Be prepared to listen, and get the customer to do the talking. Your goal is to get feedback, just moderate a bit to stay on the topic and always get back to screen prototypes.
4. Improve Screen Prototypes with New Requirements
When you get the feedback, improve your screen prototypes and requirements accordingly, and always send them to the customer for confirmation. If you got through to the customer, her mind could still be processing those screen prototypes and could come up with quite a few surprises.

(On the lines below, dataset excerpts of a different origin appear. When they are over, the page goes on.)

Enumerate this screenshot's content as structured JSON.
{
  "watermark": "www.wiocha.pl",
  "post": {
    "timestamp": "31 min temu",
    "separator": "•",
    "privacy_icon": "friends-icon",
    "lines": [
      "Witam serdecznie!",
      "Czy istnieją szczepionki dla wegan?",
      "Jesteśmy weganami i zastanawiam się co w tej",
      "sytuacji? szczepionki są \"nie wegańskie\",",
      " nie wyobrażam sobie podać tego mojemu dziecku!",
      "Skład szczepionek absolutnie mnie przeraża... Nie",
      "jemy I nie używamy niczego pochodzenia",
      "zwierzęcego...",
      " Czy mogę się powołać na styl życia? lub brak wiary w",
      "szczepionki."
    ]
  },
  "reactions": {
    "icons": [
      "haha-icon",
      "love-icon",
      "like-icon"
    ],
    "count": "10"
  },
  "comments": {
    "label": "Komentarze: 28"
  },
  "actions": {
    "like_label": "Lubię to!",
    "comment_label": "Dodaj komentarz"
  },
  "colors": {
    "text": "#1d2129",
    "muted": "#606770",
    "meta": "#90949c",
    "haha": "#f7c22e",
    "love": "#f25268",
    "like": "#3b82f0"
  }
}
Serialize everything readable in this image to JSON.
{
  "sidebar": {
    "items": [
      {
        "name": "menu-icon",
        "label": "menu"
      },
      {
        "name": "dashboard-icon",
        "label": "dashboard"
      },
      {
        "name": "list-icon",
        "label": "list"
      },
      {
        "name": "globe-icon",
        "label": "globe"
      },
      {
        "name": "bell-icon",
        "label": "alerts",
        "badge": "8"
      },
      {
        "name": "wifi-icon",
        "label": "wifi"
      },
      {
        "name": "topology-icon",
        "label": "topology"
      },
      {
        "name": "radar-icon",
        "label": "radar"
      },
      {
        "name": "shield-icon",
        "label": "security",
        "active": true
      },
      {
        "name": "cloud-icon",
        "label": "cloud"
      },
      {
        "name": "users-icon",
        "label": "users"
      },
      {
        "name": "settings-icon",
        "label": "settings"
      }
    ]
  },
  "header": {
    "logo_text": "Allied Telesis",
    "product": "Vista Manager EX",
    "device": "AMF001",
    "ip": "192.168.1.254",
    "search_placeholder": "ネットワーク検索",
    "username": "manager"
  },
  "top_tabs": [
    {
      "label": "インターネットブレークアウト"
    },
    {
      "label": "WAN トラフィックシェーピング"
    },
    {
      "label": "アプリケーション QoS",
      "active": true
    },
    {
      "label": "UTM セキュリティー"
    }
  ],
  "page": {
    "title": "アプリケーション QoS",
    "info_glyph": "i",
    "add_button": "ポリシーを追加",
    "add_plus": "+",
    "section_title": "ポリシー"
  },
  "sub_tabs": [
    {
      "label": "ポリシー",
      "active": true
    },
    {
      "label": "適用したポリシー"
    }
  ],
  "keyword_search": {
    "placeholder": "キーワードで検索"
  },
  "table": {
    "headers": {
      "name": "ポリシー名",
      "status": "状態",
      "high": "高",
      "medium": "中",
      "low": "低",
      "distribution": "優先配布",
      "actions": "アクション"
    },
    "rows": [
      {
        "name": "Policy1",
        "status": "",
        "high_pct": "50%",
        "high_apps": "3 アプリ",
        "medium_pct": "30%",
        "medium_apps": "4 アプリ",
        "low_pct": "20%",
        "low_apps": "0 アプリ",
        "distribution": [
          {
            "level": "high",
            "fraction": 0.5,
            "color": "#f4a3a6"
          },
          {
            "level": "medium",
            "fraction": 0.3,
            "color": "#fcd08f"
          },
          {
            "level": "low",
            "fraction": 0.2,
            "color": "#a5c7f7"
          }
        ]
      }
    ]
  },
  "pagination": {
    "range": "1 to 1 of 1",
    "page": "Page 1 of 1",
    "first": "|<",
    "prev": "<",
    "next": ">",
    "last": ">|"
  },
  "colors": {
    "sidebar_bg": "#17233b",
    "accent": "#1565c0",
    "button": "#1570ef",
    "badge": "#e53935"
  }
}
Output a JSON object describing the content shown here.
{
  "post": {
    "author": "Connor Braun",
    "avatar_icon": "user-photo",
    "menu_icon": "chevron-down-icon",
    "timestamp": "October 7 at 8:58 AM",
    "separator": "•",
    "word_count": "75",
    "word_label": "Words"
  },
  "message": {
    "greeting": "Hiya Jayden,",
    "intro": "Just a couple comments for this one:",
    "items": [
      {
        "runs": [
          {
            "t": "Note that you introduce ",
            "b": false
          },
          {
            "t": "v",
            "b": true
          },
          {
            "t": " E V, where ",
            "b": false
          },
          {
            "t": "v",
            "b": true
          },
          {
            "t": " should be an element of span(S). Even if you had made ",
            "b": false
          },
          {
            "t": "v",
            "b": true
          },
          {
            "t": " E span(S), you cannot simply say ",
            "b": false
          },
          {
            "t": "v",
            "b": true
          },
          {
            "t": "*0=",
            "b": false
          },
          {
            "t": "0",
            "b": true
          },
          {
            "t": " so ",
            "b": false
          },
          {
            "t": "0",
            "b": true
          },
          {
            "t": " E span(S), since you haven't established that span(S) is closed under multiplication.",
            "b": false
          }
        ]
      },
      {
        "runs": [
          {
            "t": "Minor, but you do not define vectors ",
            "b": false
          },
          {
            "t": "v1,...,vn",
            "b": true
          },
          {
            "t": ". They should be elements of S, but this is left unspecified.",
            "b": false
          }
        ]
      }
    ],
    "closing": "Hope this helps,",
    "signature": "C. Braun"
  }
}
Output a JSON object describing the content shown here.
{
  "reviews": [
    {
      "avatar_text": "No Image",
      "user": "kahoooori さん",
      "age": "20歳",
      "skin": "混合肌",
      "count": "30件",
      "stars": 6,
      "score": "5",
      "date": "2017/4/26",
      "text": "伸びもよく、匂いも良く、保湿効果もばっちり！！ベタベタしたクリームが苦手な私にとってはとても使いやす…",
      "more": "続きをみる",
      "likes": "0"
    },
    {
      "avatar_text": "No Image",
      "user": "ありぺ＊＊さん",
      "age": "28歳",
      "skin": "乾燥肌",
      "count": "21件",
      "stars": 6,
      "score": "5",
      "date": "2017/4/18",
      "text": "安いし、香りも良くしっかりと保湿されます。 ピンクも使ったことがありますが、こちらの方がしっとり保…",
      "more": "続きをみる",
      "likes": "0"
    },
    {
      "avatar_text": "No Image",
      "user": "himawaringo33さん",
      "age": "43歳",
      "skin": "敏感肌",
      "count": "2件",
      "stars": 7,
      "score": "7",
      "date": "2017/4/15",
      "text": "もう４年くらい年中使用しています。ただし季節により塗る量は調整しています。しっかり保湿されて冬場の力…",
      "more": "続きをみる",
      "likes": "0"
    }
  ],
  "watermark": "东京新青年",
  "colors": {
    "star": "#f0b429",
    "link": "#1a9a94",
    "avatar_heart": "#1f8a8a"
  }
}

5. Specify Requirements To Complement the GUI Prototype
When a scenario is finished, invest five more minutes and "empty your head". Go through screen prototypes and document screens, one by one. Focus on getting everything on paper as it comes to mind. Don't analyse or structure anything, let the associations flow and just catch quick notes until you are finished. Only then apply some minimal structure. Make it a rule that you don't do anything that doesn't improve the information. In this two-stage manner, you will be able to do all this extremely fast. One particular way is to print your screens and write notes on the paper copy. Then copy these same screens to Microsoft Word and type the notes below relevant screens, structuring them as you go.
Conclusion
And that's it. When you are finished, you will have a large part of both software requirements and user interface specifications. For smaller applications, that might even be all you'll ever need.
This article doesn't cover everything about GUI prototyping, and I had to avoid many important aspects of software requirements discipline. But it is effective and you'll find this particular approach very rewarding: I surely enjoy my work better this way. In short, experiment, find what works for you and have fun!